While it is quite thrilling to see your blog, social media, and SEO strategies attracting new leads for your school, it’s important to follow permission-based marketing best practices and authentically meet the expectations these new inquires have of your new relationship with them.
Here’s an example: After someone subscribes to your admissions blog, send them an automated thank you email and invite them to share your blog with the people in their network.
If they don’t open or click through the email, that’s fine — they’ll hear from you when you publish your next blog post.
If they do click through the email and wind up sharing your content with their friends and family, you should send them another email thanking them and inviting them to progress further down the enrollment funnel.

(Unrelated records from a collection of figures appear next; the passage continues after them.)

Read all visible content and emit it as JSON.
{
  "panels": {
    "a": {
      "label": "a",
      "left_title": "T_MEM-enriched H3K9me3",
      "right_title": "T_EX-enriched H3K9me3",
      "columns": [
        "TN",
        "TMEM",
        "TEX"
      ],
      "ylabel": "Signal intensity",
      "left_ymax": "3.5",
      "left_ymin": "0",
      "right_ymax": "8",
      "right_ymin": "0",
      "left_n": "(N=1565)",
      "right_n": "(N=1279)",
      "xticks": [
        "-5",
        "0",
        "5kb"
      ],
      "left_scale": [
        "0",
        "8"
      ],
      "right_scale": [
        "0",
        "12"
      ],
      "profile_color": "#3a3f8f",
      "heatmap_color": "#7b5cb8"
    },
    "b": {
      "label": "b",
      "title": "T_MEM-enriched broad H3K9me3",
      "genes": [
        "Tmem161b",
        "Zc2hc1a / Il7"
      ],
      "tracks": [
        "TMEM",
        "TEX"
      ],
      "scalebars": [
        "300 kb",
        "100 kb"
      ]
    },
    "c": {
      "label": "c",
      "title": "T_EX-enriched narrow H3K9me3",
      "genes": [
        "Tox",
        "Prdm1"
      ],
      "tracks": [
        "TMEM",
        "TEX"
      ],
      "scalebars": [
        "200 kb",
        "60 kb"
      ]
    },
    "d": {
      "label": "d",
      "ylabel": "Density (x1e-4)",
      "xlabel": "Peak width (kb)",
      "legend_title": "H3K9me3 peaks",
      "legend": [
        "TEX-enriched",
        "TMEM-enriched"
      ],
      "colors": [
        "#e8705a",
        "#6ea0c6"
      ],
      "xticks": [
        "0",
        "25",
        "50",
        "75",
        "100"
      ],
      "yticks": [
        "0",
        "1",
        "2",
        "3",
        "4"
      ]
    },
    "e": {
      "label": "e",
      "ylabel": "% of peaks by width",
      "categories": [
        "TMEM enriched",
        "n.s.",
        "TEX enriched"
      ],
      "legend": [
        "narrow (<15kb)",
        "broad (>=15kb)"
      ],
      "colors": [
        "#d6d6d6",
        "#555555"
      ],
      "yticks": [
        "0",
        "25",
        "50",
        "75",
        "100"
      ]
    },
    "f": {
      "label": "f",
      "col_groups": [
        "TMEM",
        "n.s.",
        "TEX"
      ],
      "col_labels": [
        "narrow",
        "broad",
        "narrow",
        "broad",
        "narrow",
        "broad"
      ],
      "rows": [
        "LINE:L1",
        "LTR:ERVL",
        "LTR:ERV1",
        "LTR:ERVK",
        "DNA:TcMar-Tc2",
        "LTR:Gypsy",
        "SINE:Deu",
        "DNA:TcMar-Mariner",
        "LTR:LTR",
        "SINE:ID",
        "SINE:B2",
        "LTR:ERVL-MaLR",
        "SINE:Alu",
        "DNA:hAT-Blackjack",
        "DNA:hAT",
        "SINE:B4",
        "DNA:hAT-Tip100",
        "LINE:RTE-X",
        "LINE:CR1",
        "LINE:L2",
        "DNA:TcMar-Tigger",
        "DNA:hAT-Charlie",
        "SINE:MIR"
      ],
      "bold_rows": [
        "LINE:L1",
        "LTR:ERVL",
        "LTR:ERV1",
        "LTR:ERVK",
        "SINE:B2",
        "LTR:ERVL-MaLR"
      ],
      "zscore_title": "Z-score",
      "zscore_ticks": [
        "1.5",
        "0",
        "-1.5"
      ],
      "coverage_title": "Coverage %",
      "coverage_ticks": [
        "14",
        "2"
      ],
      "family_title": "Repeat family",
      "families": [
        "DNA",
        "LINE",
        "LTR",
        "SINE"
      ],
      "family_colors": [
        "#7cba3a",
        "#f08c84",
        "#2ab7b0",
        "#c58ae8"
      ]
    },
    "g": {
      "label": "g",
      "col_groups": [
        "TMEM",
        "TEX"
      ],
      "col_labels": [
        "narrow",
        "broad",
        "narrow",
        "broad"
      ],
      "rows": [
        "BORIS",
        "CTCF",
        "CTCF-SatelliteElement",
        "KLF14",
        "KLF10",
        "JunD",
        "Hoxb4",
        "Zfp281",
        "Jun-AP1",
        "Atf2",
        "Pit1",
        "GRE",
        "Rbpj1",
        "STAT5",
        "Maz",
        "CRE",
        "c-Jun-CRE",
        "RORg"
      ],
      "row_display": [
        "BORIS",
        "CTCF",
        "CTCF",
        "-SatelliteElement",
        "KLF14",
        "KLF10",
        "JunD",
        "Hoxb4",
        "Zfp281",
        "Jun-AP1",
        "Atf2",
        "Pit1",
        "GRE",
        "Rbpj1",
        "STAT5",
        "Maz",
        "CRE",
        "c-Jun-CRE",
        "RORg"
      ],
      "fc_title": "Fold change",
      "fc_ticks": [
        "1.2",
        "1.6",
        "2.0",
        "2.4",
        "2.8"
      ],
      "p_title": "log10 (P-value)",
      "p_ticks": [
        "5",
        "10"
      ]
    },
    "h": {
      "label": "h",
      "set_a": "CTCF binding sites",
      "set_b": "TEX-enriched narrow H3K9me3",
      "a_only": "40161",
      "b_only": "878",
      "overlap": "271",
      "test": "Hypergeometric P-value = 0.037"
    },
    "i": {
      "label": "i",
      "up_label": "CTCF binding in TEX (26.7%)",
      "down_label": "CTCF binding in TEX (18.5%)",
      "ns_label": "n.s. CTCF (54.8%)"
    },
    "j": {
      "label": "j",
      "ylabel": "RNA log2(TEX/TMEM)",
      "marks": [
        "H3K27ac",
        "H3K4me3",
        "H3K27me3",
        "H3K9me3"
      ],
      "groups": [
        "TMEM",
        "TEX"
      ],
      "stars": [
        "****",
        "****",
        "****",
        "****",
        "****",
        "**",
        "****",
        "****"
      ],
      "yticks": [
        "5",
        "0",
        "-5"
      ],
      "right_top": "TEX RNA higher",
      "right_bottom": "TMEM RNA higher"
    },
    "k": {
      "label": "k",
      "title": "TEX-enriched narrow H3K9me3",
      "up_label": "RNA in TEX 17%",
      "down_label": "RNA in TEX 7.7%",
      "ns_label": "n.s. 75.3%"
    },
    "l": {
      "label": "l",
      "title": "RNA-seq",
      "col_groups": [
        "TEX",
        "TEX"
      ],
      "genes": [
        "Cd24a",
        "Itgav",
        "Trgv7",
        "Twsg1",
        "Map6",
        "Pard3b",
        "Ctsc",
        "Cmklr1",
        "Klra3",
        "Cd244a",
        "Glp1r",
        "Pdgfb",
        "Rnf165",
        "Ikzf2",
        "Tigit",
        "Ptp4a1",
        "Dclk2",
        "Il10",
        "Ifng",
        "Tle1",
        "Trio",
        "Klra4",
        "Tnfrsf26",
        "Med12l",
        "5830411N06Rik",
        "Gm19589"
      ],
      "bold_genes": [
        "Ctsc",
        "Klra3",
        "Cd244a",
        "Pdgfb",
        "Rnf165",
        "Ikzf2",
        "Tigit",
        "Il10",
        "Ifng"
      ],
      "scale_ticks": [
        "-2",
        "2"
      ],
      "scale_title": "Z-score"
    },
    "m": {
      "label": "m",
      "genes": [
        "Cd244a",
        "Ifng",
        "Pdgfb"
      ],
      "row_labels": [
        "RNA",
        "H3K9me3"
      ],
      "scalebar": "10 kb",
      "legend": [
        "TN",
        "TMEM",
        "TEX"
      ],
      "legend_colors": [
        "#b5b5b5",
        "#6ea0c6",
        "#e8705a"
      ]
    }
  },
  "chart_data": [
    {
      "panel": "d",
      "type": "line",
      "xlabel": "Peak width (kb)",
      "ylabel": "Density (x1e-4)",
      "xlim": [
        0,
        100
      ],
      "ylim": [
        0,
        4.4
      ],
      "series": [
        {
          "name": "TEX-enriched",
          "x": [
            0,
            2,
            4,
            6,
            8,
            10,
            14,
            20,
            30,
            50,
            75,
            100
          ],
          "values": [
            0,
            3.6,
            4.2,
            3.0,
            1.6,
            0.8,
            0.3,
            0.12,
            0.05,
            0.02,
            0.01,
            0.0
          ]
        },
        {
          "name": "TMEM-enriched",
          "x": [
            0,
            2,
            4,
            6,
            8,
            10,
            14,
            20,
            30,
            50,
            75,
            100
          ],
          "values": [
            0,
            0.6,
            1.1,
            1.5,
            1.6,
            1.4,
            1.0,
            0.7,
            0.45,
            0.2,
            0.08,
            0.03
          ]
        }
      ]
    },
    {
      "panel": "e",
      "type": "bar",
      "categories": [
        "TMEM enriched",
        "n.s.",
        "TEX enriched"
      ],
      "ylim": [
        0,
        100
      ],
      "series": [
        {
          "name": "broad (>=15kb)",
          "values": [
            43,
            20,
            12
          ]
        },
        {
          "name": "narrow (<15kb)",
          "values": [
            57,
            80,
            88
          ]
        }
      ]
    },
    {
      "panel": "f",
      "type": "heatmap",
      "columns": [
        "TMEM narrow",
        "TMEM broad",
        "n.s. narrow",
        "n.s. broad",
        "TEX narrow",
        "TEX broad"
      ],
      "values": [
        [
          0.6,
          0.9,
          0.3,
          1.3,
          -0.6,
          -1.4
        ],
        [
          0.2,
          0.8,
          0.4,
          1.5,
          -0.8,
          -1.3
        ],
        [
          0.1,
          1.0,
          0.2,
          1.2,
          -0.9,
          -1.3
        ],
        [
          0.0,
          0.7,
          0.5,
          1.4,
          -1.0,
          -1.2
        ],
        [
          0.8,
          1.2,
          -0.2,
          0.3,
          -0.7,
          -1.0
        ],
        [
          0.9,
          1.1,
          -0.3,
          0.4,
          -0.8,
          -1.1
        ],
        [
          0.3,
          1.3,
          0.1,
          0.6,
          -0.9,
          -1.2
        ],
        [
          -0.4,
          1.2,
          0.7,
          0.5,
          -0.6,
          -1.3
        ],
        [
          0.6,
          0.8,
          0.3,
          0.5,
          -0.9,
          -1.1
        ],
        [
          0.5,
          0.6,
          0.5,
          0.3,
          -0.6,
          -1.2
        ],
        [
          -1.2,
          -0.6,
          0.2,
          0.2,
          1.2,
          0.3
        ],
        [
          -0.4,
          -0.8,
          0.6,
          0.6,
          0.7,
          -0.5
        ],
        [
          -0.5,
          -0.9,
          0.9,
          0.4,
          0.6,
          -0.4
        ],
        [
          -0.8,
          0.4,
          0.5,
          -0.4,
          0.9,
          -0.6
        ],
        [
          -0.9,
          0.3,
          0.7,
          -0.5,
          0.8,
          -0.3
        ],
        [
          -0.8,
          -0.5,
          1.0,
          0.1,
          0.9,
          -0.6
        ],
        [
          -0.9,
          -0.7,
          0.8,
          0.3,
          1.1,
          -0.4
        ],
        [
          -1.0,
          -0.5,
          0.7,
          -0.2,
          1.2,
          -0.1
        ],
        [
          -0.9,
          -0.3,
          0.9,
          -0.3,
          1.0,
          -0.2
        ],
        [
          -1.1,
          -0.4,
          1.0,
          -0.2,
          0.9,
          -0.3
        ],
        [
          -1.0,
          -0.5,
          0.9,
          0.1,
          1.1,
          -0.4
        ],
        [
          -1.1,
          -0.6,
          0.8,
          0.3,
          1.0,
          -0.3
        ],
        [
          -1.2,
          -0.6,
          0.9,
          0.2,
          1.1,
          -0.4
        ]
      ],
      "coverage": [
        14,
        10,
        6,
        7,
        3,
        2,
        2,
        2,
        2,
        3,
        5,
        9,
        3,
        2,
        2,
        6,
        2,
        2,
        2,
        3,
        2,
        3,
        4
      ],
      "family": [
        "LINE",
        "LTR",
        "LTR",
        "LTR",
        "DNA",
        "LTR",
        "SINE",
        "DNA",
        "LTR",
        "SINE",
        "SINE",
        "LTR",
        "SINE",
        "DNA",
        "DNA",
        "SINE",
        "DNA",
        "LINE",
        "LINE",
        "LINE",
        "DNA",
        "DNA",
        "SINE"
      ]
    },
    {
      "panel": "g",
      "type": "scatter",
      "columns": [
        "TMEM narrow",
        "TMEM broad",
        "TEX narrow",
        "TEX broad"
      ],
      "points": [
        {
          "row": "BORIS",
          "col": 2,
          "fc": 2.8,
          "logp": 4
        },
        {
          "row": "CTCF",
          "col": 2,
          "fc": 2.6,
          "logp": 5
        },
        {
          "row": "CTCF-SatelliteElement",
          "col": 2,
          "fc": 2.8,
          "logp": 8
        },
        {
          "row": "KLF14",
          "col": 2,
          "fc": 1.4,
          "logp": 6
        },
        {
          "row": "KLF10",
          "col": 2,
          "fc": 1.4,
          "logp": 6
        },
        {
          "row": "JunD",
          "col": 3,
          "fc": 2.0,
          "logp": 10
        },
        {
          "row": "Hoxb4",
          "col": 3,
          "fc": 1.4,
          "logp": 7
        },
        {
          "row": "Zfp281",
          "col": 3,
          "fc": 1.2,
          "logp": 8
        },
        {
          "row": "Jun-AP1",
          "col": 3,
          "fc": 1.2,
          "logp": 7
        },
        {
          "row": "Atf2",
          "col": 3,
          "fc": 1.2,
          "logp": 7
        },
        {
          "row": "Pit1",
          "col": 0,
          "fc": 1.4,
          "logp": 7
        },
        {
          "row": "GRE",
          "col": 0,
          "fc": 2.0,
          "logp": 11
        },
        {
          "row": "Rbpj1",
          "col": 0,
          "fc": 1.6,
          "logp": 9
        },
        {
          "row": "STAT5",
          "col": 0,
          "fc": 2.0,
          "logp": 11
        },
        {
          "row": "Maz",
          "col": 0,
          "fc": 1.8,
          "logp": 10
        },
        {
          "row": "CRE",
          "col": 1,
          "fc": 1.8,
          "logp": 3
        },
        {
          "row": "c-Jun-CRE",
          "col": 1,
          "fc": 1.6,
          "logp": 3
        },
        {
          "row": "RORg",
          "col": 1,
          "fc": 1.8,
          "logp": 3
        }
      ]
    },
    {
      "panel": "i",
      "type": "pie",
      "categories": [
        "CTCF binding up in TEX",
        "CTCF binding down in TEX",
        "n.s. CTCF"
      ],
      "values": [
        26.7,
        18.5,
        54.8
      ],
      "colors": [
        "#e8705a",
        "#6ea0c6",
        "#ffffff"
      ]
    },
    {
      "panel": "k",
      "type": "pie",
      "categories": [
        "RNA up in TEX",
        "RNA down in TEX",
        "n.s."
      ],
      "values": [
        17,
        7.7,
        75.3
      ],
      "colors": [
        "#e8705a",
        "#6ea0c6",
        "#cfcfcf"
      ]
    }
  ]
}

2. Learn about each prospect's needs/interests and then leverage your content accordingly
Having a variety of content that meets the research needs of different prospects is critical. There is no one-size-fits-all when it comes to students applying to any institution, and it’s important to implement strategies that reflect this understanding.
It is not enough to just have a student success story or for your enrollment office to be active on social media. Schools need to also have videos, reports, downloadable guides, and especially blog posts that speak directly to the information needs of each prospective student persona.
Depending on what links they click on or what blog posts they wind up reading, your prospects are letting you know what specifically they are interested in, where they may be at in the applicant journey, and how they wish to be communicated with in the future.
With the right technologies in place, your enrollment team can take note of how each prospect is responding to your content materials. Then you can cater your email marketing communications to highlight the aspects of your schools or programs that appeal most to each individual.
Here’s an example: You notice that one of your prospects, Sarah Smith, has read many of the blog posts you publish about Interior Design, going to grad school at a small school, and has even downloaded a guide on “7 Things to Consider Before Choosing an Interior Design Program.” This knowledge enables you to go deeper with Sarah and continue to nurture her with content focused solely on what she is most interested in.
3. Invite them to explore their passions and foster their growth alongside you
At the end of the day, it really is about increasing enrollment — and it’s important that your marketing strategy not belittle that. One of the beauties of inbound marketing is that when it comes time to “pop the question” and invite someone like Sarah to apply to one of your programs, you truly can make it personal.
Because you know what blog posts Sarah has read, what emails she clicks through on, and what pieces of premium content she tends to consume, you get to know what means most to her. By better understanding what it is that Sarah values most, you can better tailor your invitation to apply to her.
Here’s an example: After nurturing her with a slew of content, invite Sarah to come explore her passion for interior design in a small community of fellow aspiring designers. Discuss the advantages of attending an information session to come and see how your institution can help mold her into the professional interior designer she seeks to become.
Now if and when things start to get serious, you’re going to have to go grab a drink with your brother’s girlfriend — but at that point it makes more sense, right? Now that you’ve heard more about her, seen her at some more family events, and are more convinced that she might be “the one” for him, you’re ready to spend some quality one-on-one time with her.
Your communications strategy must feed prospects with bottom-of-the-funnel content, but it is dramatically important that it not only consist of this kind of content. Get to know your prospects by watching how they interact with the content you are publishing so you can be better prepared when the time to pop the application question comes.